Assessing the Potential for Higher Corn Prices

by | Nov 3, 2016 | 5 Ag Stories, News

by staff

The odds are against four-dollar cash corn this year and next, at least for any extended period of time.

The monthly average cash price paid to farmers in the United States for their corn has been less than $4.00 a bushel for 27 consecutive months. It’s likely to stay that way well into 2017, says University of Illinois Agricultural Economist Darrel Good unless something changes.

On the supply side, or how much corn is around, USDA’s next Crop Production report is due November 9th. It will contain a new forecast of the size of the 2016 U.S. corn crop.
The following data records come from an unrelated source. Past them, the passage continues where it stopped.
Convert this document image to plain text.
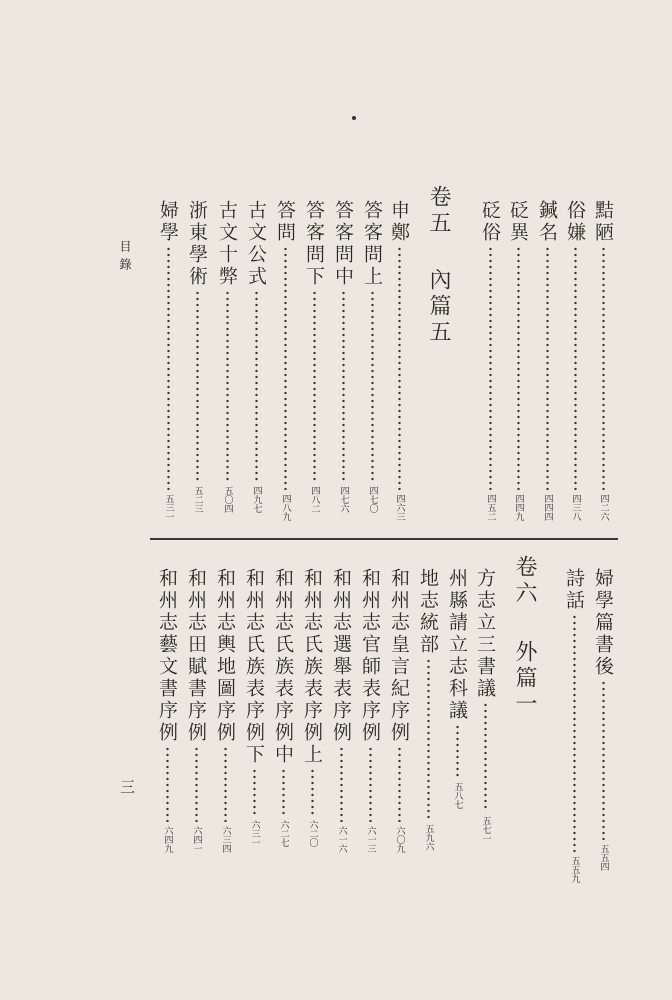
黠陋
四二六
俗嫌
四三八
鍼名
四四四
砭異
四四九
砭俗
四五二
卷五
內篇五
申鄭
四六三
答客問上
四七〇
答客問中
四七六
答客問下
四八二
答問
四八九
古文公式
四九七
古文十弊
五〇四
浙東學術
五二三
婦學
五三一
目錄
婦學篇書後
五五四
詩話
五五九
卷六
外篇一
方志立三書議
五七一
州縣請立志科議
五八七
地志統部
五九六
和州志皇言紀序例
六〇九
和州志官師表序例
六一三
和州志選舉表序例
六一六
和州志氏族表序例上
六二〇
和州志氏族表序例中
六二七
和州志氏族表序例下
六三一
和州志輿地圖序例
六三四
和州志田賦書序例
六四一
和州志藝文書序例
六四九
三
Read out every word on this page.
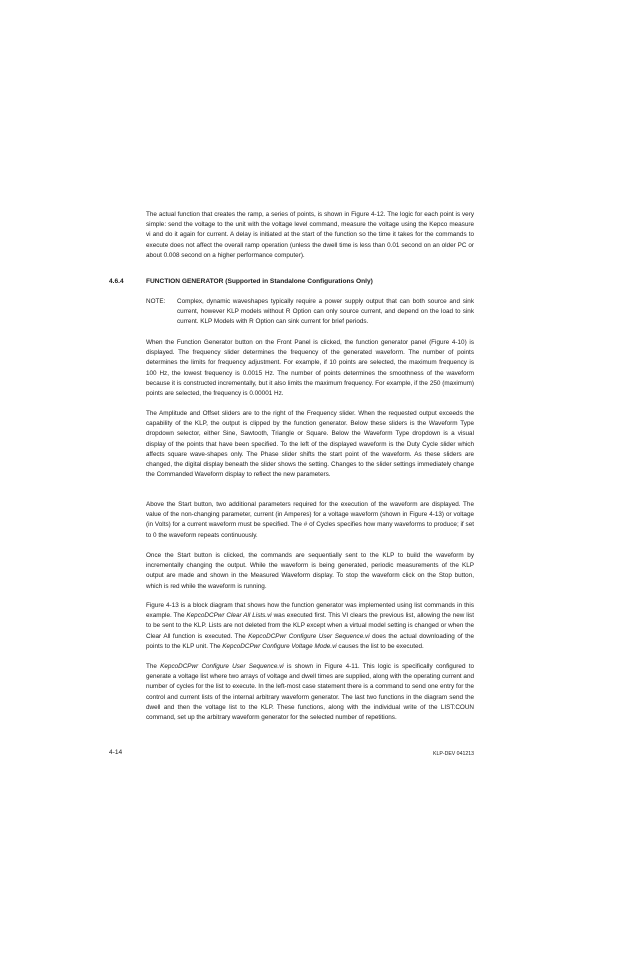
The actual function that creates the ramp, a series of points, is shown in Figure 4-12. The logic for each point is very simple: send the voltage to the unit with the voltage level command, measure the voltage using the Kepco measure vi and do it again for current. A delay is initiated at the start of the function so the time it takes for the commands to execute does not affect the overall ramp operation (unless the dwell time is less than 0.01 second on an older PC or about 0.008 second on a higher performance computer).

4.6.4	FUNCTION GENERATOR (Supported in Standalone Configurations Only)
NOTE: Complex, dynamic waveshapes typically require a power supply output that can both source and sink current, however KLP models without R Option can only source current, and depend on the load to sink current. KLP Models with R Option can sink current for brief periods.

When the Function Generator button on the Front Panel is clicked, the function generator panel (Figure 4-10) is displayed. The frequency slider determines the frequency of the generated waveform. The number of points determines the limits for frequency adjustment. For example, if 10 points are selected, the maximum frequency is 100 Hz, the lowest frequency is 0.0015 Hz. The number of points determines the smoothness of the waveform because it is constructed incrementally, but it also limits the maximum frequency. For example, if the 250 (maximum) points are selected, the frequency is 0.00001 Hz.

The Amplitude and Offset sliders are to the right of the Frequency slider. When the requested output exceeds the capability of the KLP, the output is clipped by the function generator. Below these sliders is the Waveform Type dropdown selector, either Sine, Sawtooth, Triangle or Square. Below the Waveform Type dropdown is a visual display of the points that have been specified. To the left of the displayed waveform is the Duty Cycle slider which affects square wave-shapes only. The Phase slider shifts the start point of the waveform. As these sliders are changed, the digital display beneath the slider shows the setting. Changes to the slider settings immediately change the Commanded Waveform display to reflect the new parameters.

Above the Start button, two additional parameters required for the execution of the waveform are displayed. The value of the non-changing parameter, current (in Amperes) for a voltage waveform (shown in Figure 4-13) or voltage (in Volts) for a current waveform must be specified. The # of Cycles specifies how many waveforms to produce; if set to 0 the waveform repeats continuously.

Once the Start button is clicked, the commands are sequentially sent to the KLP to build the waveform by incrementally changing the output. While the waveform is being generated, periodic measurements of the KLP output are made and shown in the Measured Waveform display. To stop the waveform click on the Stop button, which is red while the waveform is running.

Figure 4-13 is a block diagram that shows how the function generator was implemented using list commands in this example. The KepcoDCPwr Clear All Lists.vi was executed first. This VI clears the previous list, allowing the new list to be sent to the KLP. Lists are not deleted from the KLP except when a virtual model setting is changed or when the Clear All function is executed. The KepcoDCPwr Configure User Sequence.vi does the actual downloading of the points to the KLP unit. The KepcoDCPwr Configure Voltage Mode.vi causes the list to be executed.

The KepcoDCPwr Configure User Sequence.vi is shown in Figure 4-11. This logic is specifically configured to generate a voltage list where two arrays of voltage and dwell times are supplied, along with the operating current and number of cycles for the list to execute. In the left-most case statement there is a command to send one entry for the control and current lists of the internal arbitrary waveform generator. The last two functions in the diagram send the dwell and then the voltage list to the KLP. These functions, along with the individual write of the LIST:COUN command, set up the arbitrary waveform generator for the selected number of repetitions.

4-14	KLP-DEV 041213
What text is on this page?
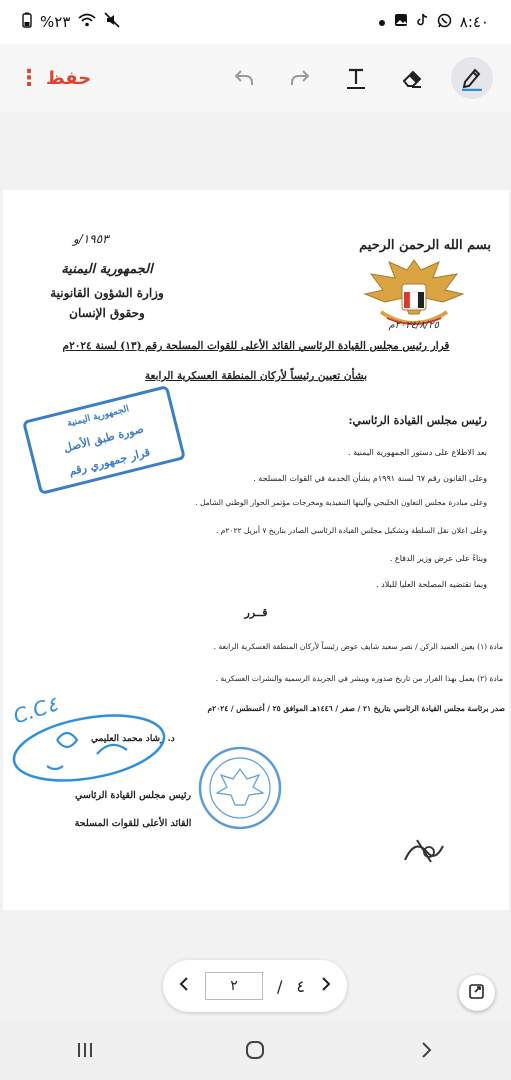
%٢٣	٨:٤٠
⋮ حفظ
بسم الله الرحمن الرحيم
٢٠٢٤/٨/٢٥م
١٩٥٣/و
الجمهورية اليمنية
وزارة الشؤون القانونية
وحقوق الإنسان
قرار رئيس مجلس القيادة الرئاسي القائد الأعلى للقوات المسلحة رقم (١٣) لسنة ٢٠٢٤م
بشأن تعيين رئيساً لأركان المنطقة العسكرية الرابعة
رئيس مجلس القيادة الرئاسي:
بعد الاطلاع على دستور الجمهورية اليمنية .
وعلى القانون رقم ٦٧ لسنة ١٩٩١م بشأن الخدمة في القوات المسلحة .
وعلى مبادرة مجلس التعاون الخليجي وآليتها التنفيذية ومخرجات مؤتمر الحوار الوطني الشامل .
وعلى اعلان نقل السلطة وتشكيل مجلس القيادة الرئاسي الصادر بتاريخ ٧ أبريل ٢٠٢٢م .
وبناءً على عرض وزير الدفاع .
وبما تقتضيه المصلحة العليا للبلاد .
قــرر
مادة (١) يعين العميد الركن / نصر سعيد شايف عوض رئيساً لأركان المنطقة العسكرية الرابعة .
مادة (٢) يعمل بهذا القرار من تاريخ صدوره وينشر في الجريدة الرسمية والنشرات العسكرية .
صدر برئاسة مجلس القيادة الرئاسي بتاريخ ٢١ / صفر / ١٤٤٦هـ الموافق ٢٥ / أغسطس / ٢٠٢٤م
د. رشاد محمد العليمي
رئيس مجلس القيادة الرئاسي
القائد الأعلى للقوات المسلحة
الجمهورية اليمنية
صورة طبق الأصل
قرار جمهوري رقم
C.C٤
٢	/ ٤
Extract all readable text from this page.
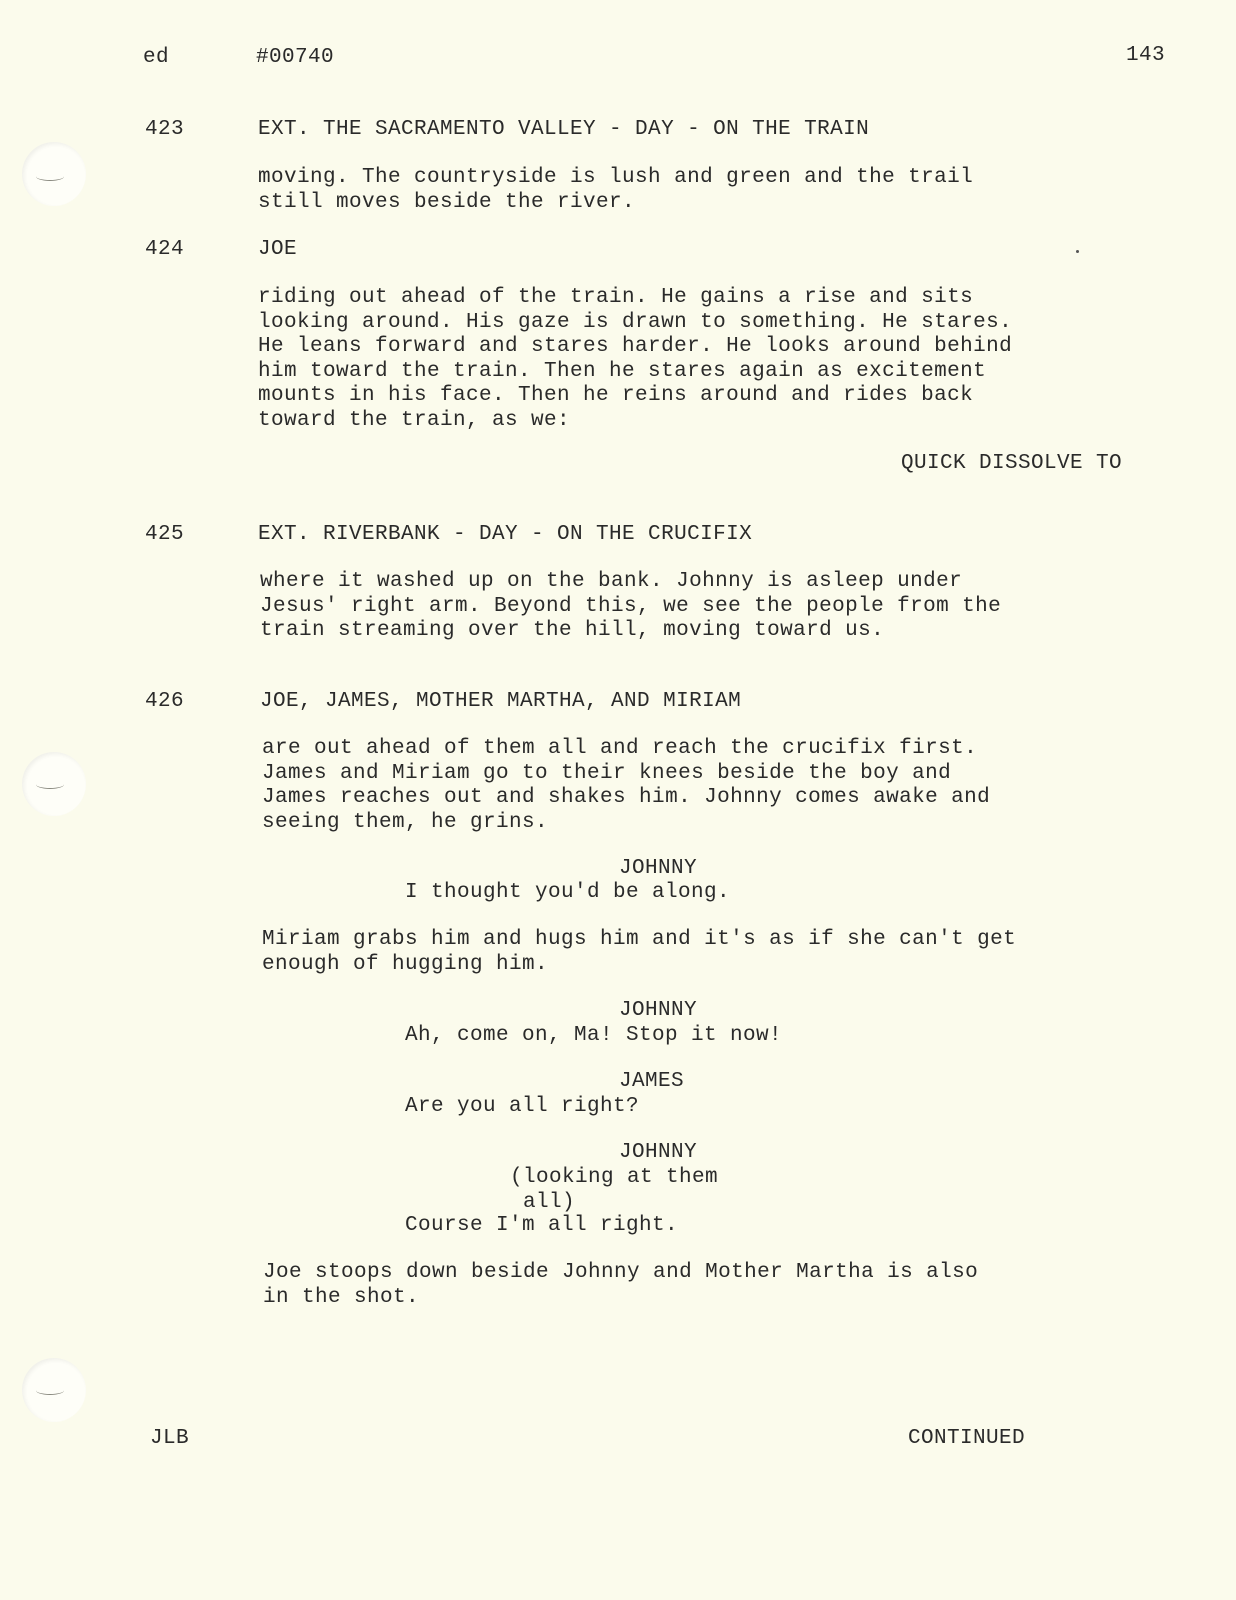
ed	#00740	143
423	EXT. THE SACRAMENTO VALLEY - DAY - ON THE TRAIN
moving. The countryside is lush and green and the trail
still moves beside the river.
424	JOE
riding out ahead of the train. He gains a rise and sits
looking around. His gaze is drawn to something. He stares.
He leans forward and stares harder. He looks around behind
him toward the train. Then he stares again as excitement
mounts in his face. Then he reins around and rides back
toward the train, as we:
QUICK DISSOLVE TO
425	EXT. RIVERBANK - DAY - ON THE CRUCIFIX
where it washed up on the bank. Johnny is asleep under
Jesus' right arm. Beyond this, we see the people from the
train streaming over the hill, moving toward us.
426	JOE, JAMES, MOTHER MARTHA, AND MIRIAM
are out ahead of them all and reach the crucifix first.
James and Miriam go to their knees beside the boy and
James reaches out and shakes him. Johnny comes awake and
seeing them, he grins.
JOHNNY
I thought you'd be along.
Miriam grabs him and hugs him and it's as if she can't get
enough of hugging him.
JOHNNY
Ah, come on, Ma! Stop it now!
JAMES
Are you all right?
JOHNNY
(looking at them
all)
Course I'm all right.
Joe stoops down beside Johnny and Mother Martha is also
in the shot.
JLB	CONTINUED
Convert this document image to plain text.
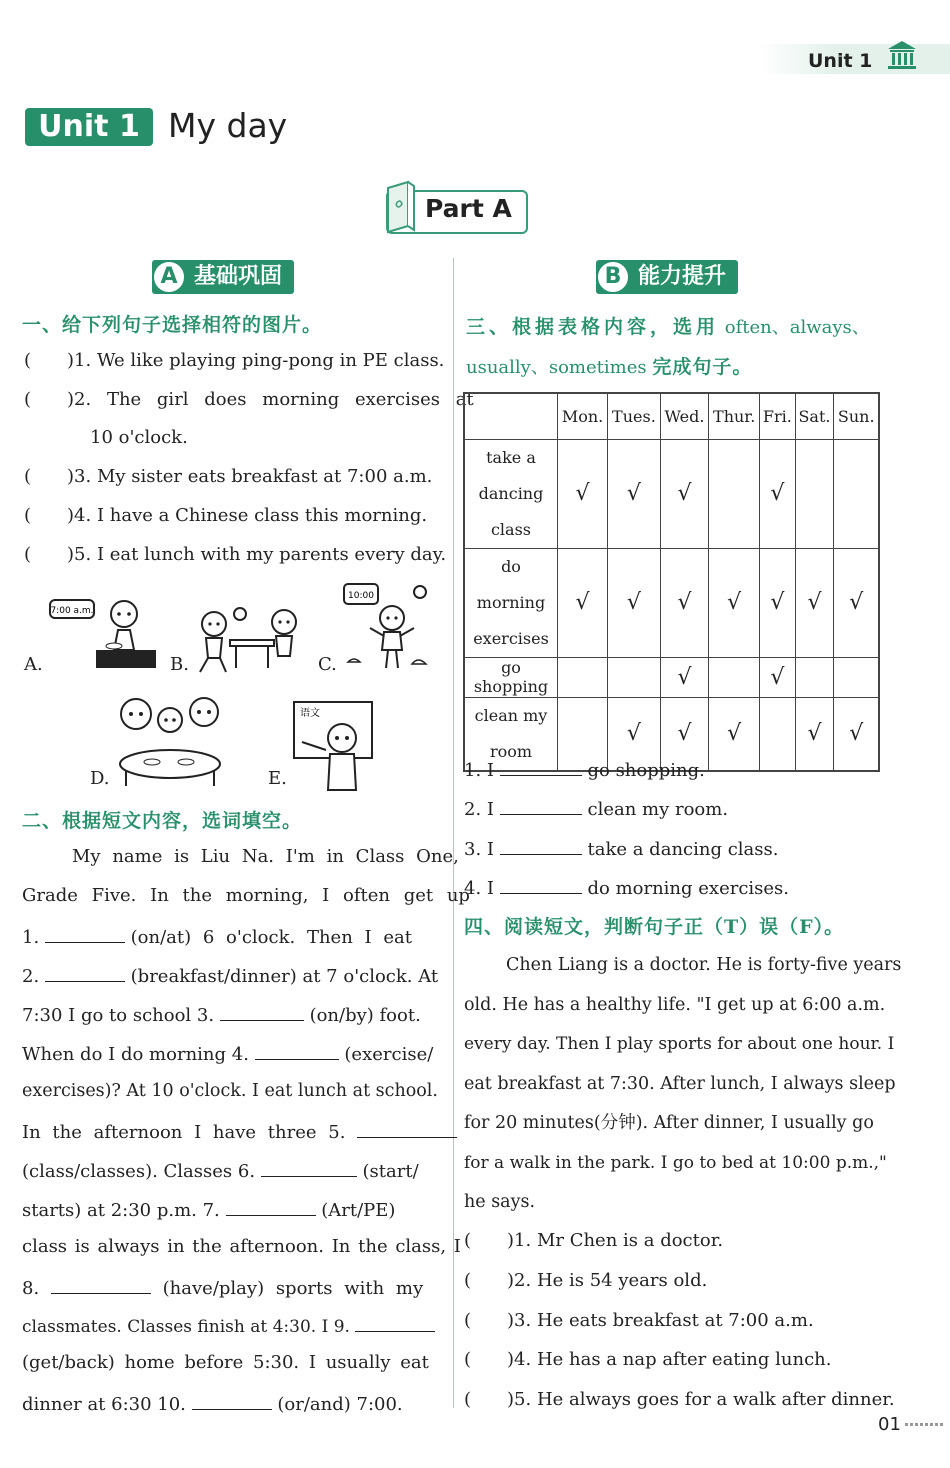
Unit 1
Unit 1 My day
Part A
A 基础巩固
一、给下列句子选择相符的图片。
(　　)1. We like playing ping-pong in PE class.
(　　)2. The girl does morning exercises at
10 o'clock.
(　　)3. My sister eats breakfast at 7:00 a.m.
(　　)4. I have a Chinese class this morning.
(　　)5. I eat lunch with my parents every day.
A.
7:00 a.m.
B.	C.
10:00
D.	E.
语文
二、根据短文内容，选词填空。
My name is Liu Na. I'm in Class One,
Grade Five. In the morning, I often get up
1.	(on/at) 6 o'clock. Then I eat
2.	(breakfast/dinner) at 7 o'clock. At
7:30 I go to school 3.	(on/by) foot.
When do I do morning 4.	(exercise/
exercises)? At 10 o'clock. I eat lunch at school.
In the afternoon I have three 5.
(class/classes). Classes 6.	(start/
starts) at 2:30 p.m. 7.	(Art/PE)
class is always in the afternoon. In the class, I
8.	(have/play) sports with my
classmates. Classes finish at 4:30. I 9.
(get/back) home before 5:30. I usually eat
dinner at 6:30 10.	(or/and) 7:00.
B 能力提升
三、根据表格内容，选用 often、always、
usually、sometimes 完成句子。
	Mon.	Tues.	Wed.	Thur.	Fri.	Sat.	Sun.

take a
dancing
class	√	√	√		√		

do morning
exercises	√	√	√	√	√	√	√

go shopping			√		√		

clean my
room		√	√	√		√	√
1. I	go shopping.
2. I	clean my room.
3. I	take a dancing class.
4. I	do morning exercises.
四、阅读短文，判断句子正（T）误（F）。
Chen Liang is a doctor. He is forty-five years
old. He has a healthy life. "I get up at 6:00 a.m.
every day. Then I play sports for about one hour. I
eat breakfast at 7:30. After lunch, I always sleep
for 20 minutes(分钟). After dinner, I usually go
for a walk in the park. I go to bed at 10:00 p.m.,"
he says.
(　　)1. Mr Chen is a doctor.
(　　)2. He is 54 years old.
(　　)3. He eats breakfast at 7:00 a.m.
(　　)4. He has a nap after eating lunch.
(　　)5. He always goes for a walk after dinner.
01
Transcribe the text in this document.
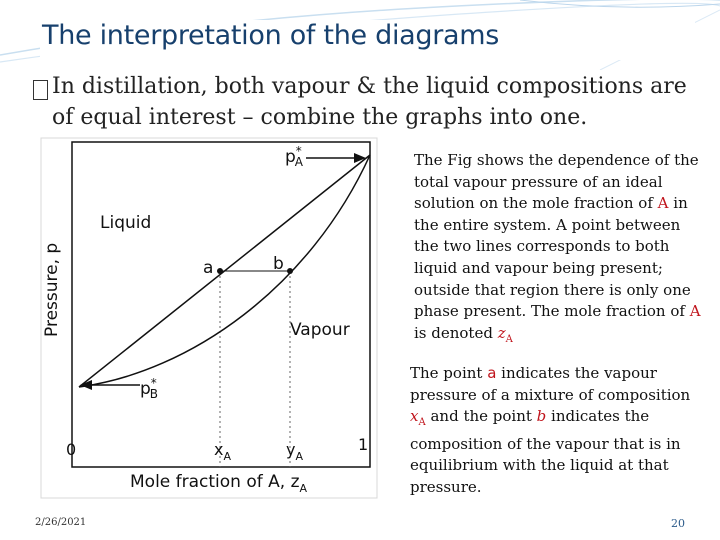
The interpretation of the diagrams
In distillation, both vapour & the liquid compositions are of equal interest – combine the graphs into one.
p* A
p* B
Liquid
Vapour
a	b
Pressure, p
0	1
$x_A$	$y_A$
Mole fraction of A, $z_A$
The Fig shows the dependence of the total vapour pressure of an ideal solution on the mole fraction of A in the entire system. A point between the two lines corresponds to both liquid and vapour being present; outside that region there is only one phase present. The mole fraction of A is denoted $z_A$
The point a indicates the vapour pressure of a mixture of composition $x_A$ and the point b indicates the composition of the vapour that is in equilibrium with the liquid at that pressure.
2/26/2021	20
Previous history of yield forecast changes in November in years when the forecast declined in September and again in October as was the case this year, says Darrel Good, show very mixed results with 5 moving lower, 1 unchanged, and 4 of the ten getting bigger. The trade is leaning toward a smaller corn yield this time around. So, not a lot of supply side help expected from the USDA reports on this fall’s crop. That make the southern hemisphere pivotal says Darrel Good.

It is too early in the South American growing season to assess yield potential, but production well below early projections would be required to push corn prices higher says Good in his Weekly Outlook on the Farm Doc Daily website. He also thinks a more likely source of a reduction in corn supply may be reduced corn acreage in the United States next year.

The good news here is that U.S. corn exports are up, but that’s based upon last year’s poor corn crop out of Brazil. It doesn’t appear feed usage will increase either, thinks Good, and while the ethanol grind has be increasing, USDA has already penciled in an extra 100 million bushels of usage.

Good says it appears that higher corn prices will be generated by a large reduction in the estimated size of the 2016 U.S. crop or stronger than projected demand for that corn.